O Álvaro, a Europa e os apoios ao investimento
Nas jornadas parlamentares conjuntas do PSD e do CDS, realizadas no passado fim de semana, Álvaro Santos Pereira resolveu lançar um forte ataque à burocracia, a qual, na sua opinião, tem representado um forte entrave à concretização de investimento em Portugal. Disse-nos Álvaro, entre outras coisas, que “a Europa tem de perceber que Portugal e os países em dificuldades precisam da possibilidade de ter apoios para o investimento”.
Independentemente do papel que a burocracia representa enquanto entrave à realização de investimento por parte das empresas, julgo que é, pelo menos, discutível que neste momento este seja o principal obstáculo à realização de investimento. Problemas de tesouraria, designadamente falta de liquidez e dificuldades no acesso ao crédito poderão, eventualmente, ser mais preocupantes neste momento, mas Álvaro lá saberá.
Seja como for, a verdade é que não foi nenhum burocrata na Europa (essa entidade distante a que Álvaro se refere) que criou qualquer regra “técnica”, “teórica” ou “tecnocrática” que congelou o QREN e por essa via impediu a concretização de projetos de investimento. Não foi nenhum burocrata sentado num gabinete em Bruxelas que ordenou o abandono de projetos que iriam criar emprego e dinamizar a nossa economia, alguns dos quais já se encontravam em execução e cujo cancelamento representou avultados prejuízos para a nossa economia. Em bom rigor e ao contrário do que disse Álvaro, a “Europa” sempre deu a Portugal a “possibilidade de ter apoios para o investimento”.
Foi este Governo, por opção própria, que resolveu congelar o QREN, bem como suspender e eliminar centenas de projetos de investimento numa lamentável “operação limpeza”. Tudo em nome de uma “reprogramação do QREN” cujos resultados práticos são tão parcos que não justificariam uma suspensão do normal funcionamento do QREN por um dia sequer.
É preciso não esquecer, também, que a “Europa” a que Álvaro se refere como sendo criadora de obstáculos ao dinamismo da nossa economia ofereceu-nos, pouco após a entrada em funções deste Governo, condições mais favoráveis para a obtenção de apoios comunitários, o que torna tudo isto ainda mais absurdo.
Ainda no plano europeu, importa realçar que a “Europa” já percebeu há muito que o caminho passa pela desburocratização e simplificação de regras e de procedimentos.
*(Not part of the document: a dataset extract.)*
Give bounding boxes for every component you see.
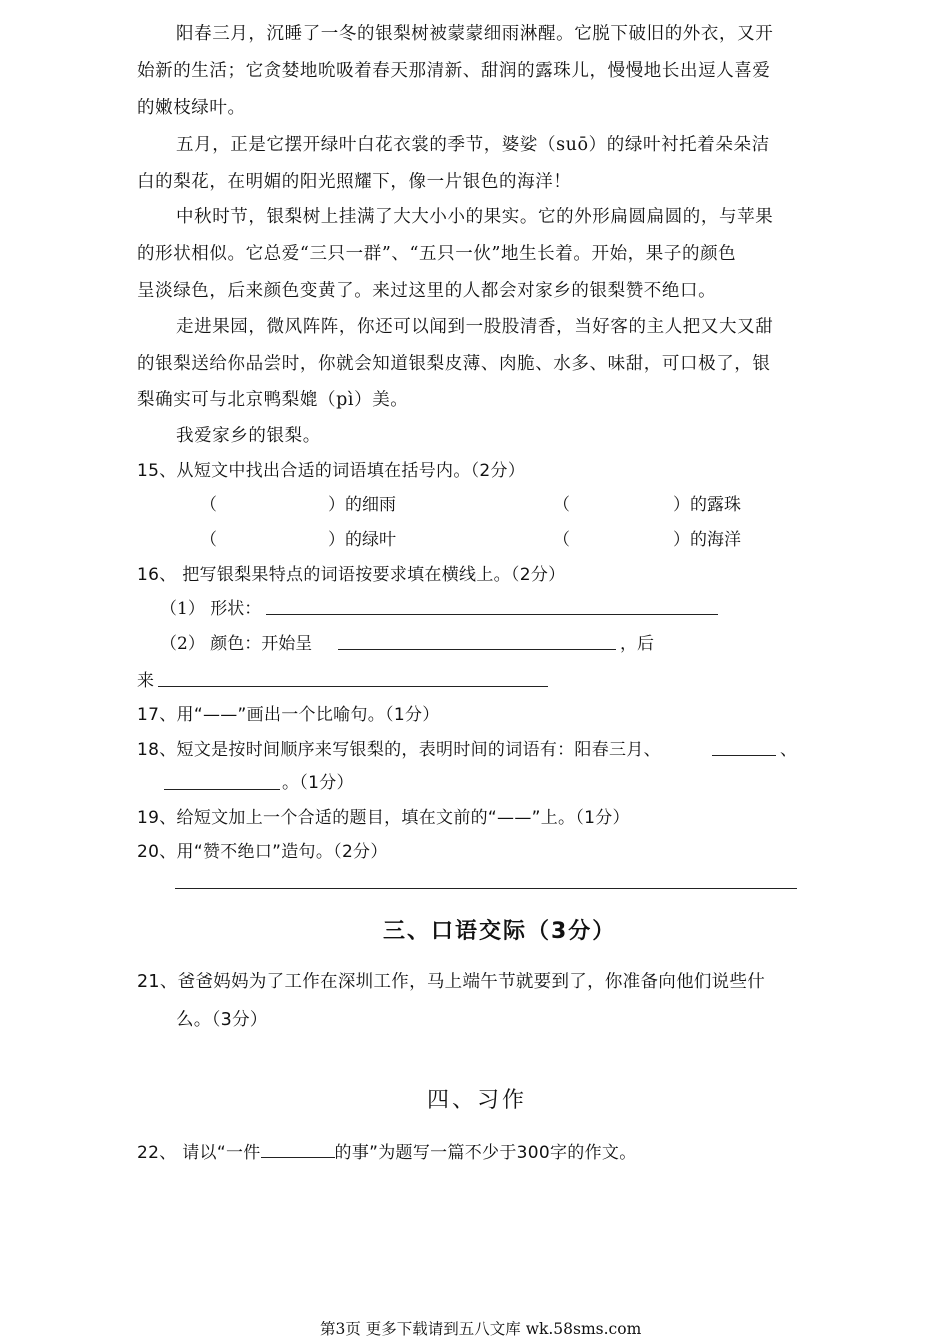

Com a colaboração dos Estados-membros, foram desenhadas soluções e alternativas no sentido de simplificar o acesso a financiamento comunitário, o que permitiu à Comissão Europeia, em junho de 2011, apresentar uma proposta de quadro financeiro plurianual em que a simplificação é precisamente um dos conceitos dominantes. No mesmo sentido, a revisão do Regulamento Financeiro da Comissão Europeia, que entrou em vigor recentemente, permitirá a introdução, já a partir do próximo dia 1 de janeiro, de um importante conjunto de medidas de simplificação e agilização de projetos co-financiados.
Face a tudo isto, falar em “burocracia” de origem europeia como a causa da redução do investimento por parte das empresas, ou alegar que a Europa está, de algum modo, a impedir ou obstaculizar o acesso a apoios ao investimento é algo que só pode vir de alguém que está completamente desligado da realidade.
O grau de delírio atual só conseguirá ser superado se, daqui a alguns meses, quando a Comissão Europeia implementar as medidas de simplificação acima referidas, Álvaro tentar chamar a si algum tipo de mérito por melhorias que estão a ser preparadas desde o tempo em que o atual Ministro era um professor em Vancouver com saudades de pastéis de nata.